Question

The negation of \( (p \land (\sim q)) \lor (\sim p) \) is equivalent to:

• A. \( p \land (\sim q) \)
• B. \( p \land q \)
• C. \( p \land (q \land (\sim p)) \)
• D. \( p \lor (q \lor (\sim p)) \)

Hint:

To find the negation of logical expressions, apply De Morgan's laws carefully, then simplify using logical identities and set theory concepts if needed.

Answer 1

The Correct Option is B

To find the negation of the expression \( (p \land (\sim q)) \lor (\sim p) \) and show its equivalence to one of the given options, we can use De Morgan's laws and other logical equivalences.

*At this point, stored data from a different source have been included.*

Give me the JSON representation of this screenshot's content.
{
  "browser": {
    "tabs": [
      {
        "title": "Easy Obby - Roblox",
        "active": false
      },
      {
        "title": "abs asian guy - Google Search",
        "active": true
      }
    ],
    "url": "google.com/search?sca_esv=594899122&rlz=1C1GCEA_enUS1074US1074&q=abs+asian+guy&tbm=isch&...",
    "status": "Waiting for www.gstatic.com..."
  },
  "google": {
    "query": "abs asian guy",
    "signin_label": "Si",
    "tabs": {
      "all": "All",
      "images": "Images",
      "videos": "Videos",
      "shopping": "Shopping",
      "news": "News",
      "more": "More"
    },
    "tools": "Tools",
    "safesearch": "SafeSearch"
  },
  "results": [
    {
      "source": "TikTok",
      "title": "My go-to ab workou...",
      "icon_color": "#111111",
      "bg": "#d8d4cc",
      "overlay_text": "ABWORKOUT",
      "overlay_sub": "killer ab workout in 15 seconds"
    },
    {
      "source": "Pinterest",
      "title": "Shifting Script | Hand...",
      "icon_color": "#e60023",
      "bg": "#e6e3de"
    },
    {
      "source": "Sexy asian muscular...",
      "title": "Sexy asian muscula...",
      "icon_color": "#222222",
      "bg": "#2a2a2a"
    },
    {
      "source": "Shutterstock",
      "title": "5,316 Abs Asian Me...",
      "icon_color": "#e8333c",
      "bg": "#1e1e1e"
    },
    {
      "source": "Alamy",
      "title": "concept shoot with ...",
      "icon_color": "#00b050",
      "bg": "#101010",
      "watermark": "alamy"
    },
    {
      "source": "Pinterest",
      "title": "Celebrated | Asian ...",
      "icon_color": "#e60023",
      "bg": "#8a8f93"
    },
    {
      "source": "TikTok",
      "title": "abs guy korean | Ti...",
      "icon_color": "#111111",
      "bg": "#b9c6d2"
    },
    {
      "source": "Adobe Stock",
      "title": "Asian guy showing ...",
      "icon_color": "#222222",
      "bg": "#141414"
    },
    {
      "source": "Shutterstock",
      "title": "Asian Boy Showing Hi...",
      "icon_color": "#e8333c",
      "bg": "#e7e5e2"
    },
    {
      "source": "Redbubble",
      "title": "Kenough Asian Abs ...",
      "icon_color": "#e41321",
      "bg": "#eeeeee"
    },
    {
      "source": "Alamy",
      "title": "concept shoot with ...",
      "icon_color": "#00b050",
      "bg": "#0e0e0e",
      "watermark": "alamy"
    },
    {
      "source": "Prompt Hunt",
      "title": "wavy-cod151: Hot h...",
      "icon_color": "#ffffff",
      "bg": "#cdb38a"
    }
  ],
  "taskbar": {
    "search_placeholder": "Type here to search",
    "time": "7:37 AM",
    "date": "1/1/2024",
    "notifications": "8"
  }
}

Step 1: Expression Breakdown

The given expression is:

\((p \land (\sim q)) \lor (\sim p)\)

Step 2: Negation of the Expression

We need the negation of the entire expression:

\(\sim [(p \land (\sim q)) \lor (\sim p)]\)

Step 3: Apply De Morgan's Laws

According to De Morgan's Laws, the negation of a disjunction (OR, \(\lor\)) is the conjunction (AND, \(\land\)) of the negations:

\(\sim [A \lor B] = \sim A \land \sim B\)

For our expression, let:

\(A = (p \land (\sim q))\) and \(B = (\sim p)\)

Therefore, the negation becomes:

\(\sim [(p \land (\sim q)) \lor (\sim p)] = \sim (p \land (\sim q)) \land \sim (\sim p)\)

Step 4: Simplify Each Part

• \(\sim (\sim p)\) is equivalent to \(p\\)
• For \(\sim (p \land (\sim q))\), we use again De Morgan's Laws:
  • \(\sim (p \land (\sim q)) = \sim p \lor q\)

Step 5: Combine the Negated Parts

Combine the results using the AND operation:

\((\sim p \lor q) \land p\)

By rearranging, we get:

\((p \land q) \lor (p \land \sim p)\)

Since \(p \land \sim p\) is always false (a contradiction), it simplifies to:

\(p \land q\)

Thus, the negation of the given expression is equivalent to:

\(p \land q\)

Conclusion:

The correct answer is therefore \(p \land q\).